The below is in a loop which adds views to a superview. Each subview is the remove button and information to the left.....they are sitting in a parent view...

Each subview is constrained to the view above...and the top view is constrained to the top edge of the parent view..all added programatically.

The remove button will delete one at a time

我不添加次要优先级800最高锚点的精细版本

Once I add a secondary top constraint to each view to account for the deleting then I get the following....

在此处输入图片说明

var horizontalConstraint1 = NSLayoutConstraint()
var horizontalConstraint2 = NSLayoutConstraint()
var verticalConstraint1 = NSLayoutConstraint()
var verticalConstraintOuter = NSLayoutConstraint()

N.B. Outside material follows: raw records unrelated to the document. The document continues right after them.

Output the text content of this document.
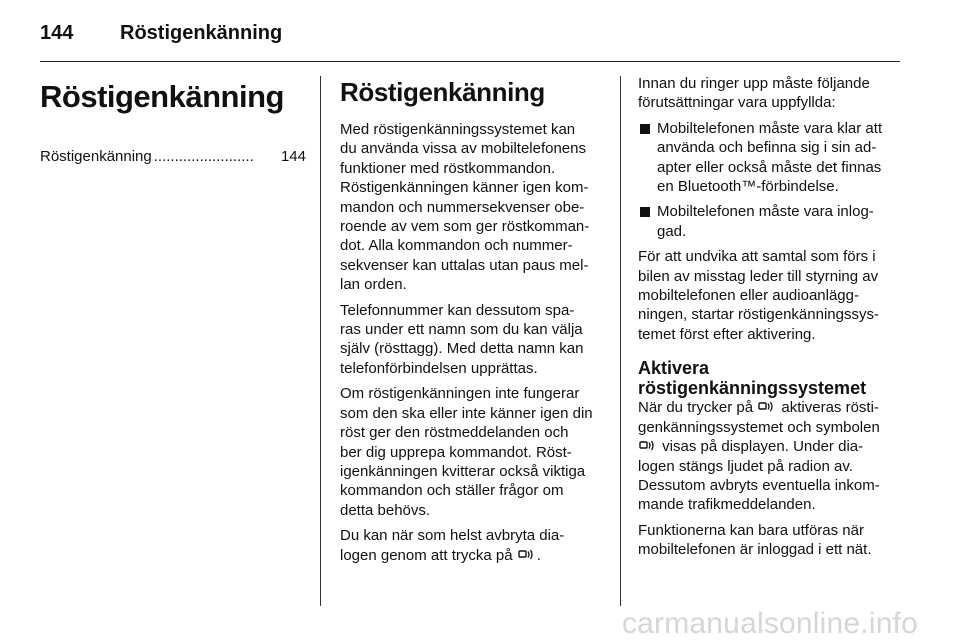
144 Röstigenkänning
Röstigenkänning
Röstigenkänning ........................	144
Röstigenkänning

Med röstigenkänningssystemet kan
du använda vissa av mobiltelefonens
funktioner med röstkommandon.
Röstigenkänningen känner igen kom-
mandon och nummersekvenser obe-
roende av vem som ger röstkomman-
dot. Alla kommandon och nummer-
sekvenser kan uttalas utan paus mel-
lan orden.

Telefonnummer kan dessutom spa-
ras under ett namn som du kan välja
själv (rösttagg). Med detta namn kan
telefonförbindelsen upprättas.

Om röstigenkänningen inte fungerar
som den ska eller inte känner igen din
röst ger den röstmeddelanden och
ber dig upprepa kommandot. Röst-
igenkänningen kvitterar också viktiga
kommandon och ställer frågor om
detta behövs.

Du kan när som helst avbryta dia-
logen genom att trycka på .

Innan du ringer upp måste följande
förutsättningar vara uppfyllda:

Mobiltelefonen måste vara klar att
använda och befinna sig i sin ad-
apter eller också måste det finnas
en Bluetooth™-förbindelse.
Mobiltelefonen måste vara inlog-
gad.

För att undvika att samtal som förs i
bilen av misstag leder till styrning av
mobiltelefonen eller audioanlägg-
ningen, startar röstigenkänningssys-
temet först efter aktivering.

Aktivera
röstigenkänningssystemet

När du trycker på  aktiveras rösti-
genkänningssystemet och symbolen
visas på displayen. Under dia-
logen stängs ljudet på radion av.
Dessutom avbryts eventuella inkom-
mande trafikmeddelanden.

Funktionerna kan bara utföras när
mobiltelefonen är inloggad i ett nät.

carmanualsonline.info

    horizontalConstraint1 = v.leadingAnchor.constraint(equalTo: (v.superview?.leadingAnchor)!,constant:10)
    horizontalConstraint2 = v.trailingAnchor.constraint(equalTo: (v.superview?.trailingAnchor)!,constant:-10)
      if self.prevView == nil{
           verticalConstraint1 = v.topAnchor.constraint(equalTo: (v.superview?.topAnchor)!, constant: 0)
           NSLayoutConstraint.activate([horizontalConstraint1,horizontalConstraint2,verticalConstraint1 ]) 
            }else {
                 if let pv = self.prevView as? UIView {
                  verticalConstraint1 = v.topAnchor.constraint(equalTo: (pv.bottomAnchor), constant: 10)
                  verticalConstraintOuter = v.topAnchor.constraint(equalTo: (v.superview?.topAnchor)!,constant:10 )
                  verticalConstraintOuter.priority = UILayoutPriority(rawValue: 800)
                  NSLayoutConstraint.activate([horizontalConstraint1,horizontalConstraint2,verticalConstraint1,verticalConstraintOuter])
                        }
     }
       self.prevView = v 

Your technique is wrong. You do not add a "secondary top constraint to each view to account for the deleting". When you remove a view, you completely remove the existing constraints and create a whole new set of constraints.

Alternatively, use UIStackView, which does the work for you: you set an arranged view's isHidden to true and the stack view rewrites the constraints of its arranged views.

In your case, an even simpler technique would be to make your interface be a UITableView. Now all you have to do is remove a row of the table. The notion of "delete this row" is basically built into a table view; you get it almost for free (including a Delete button, though no law says you have to use that).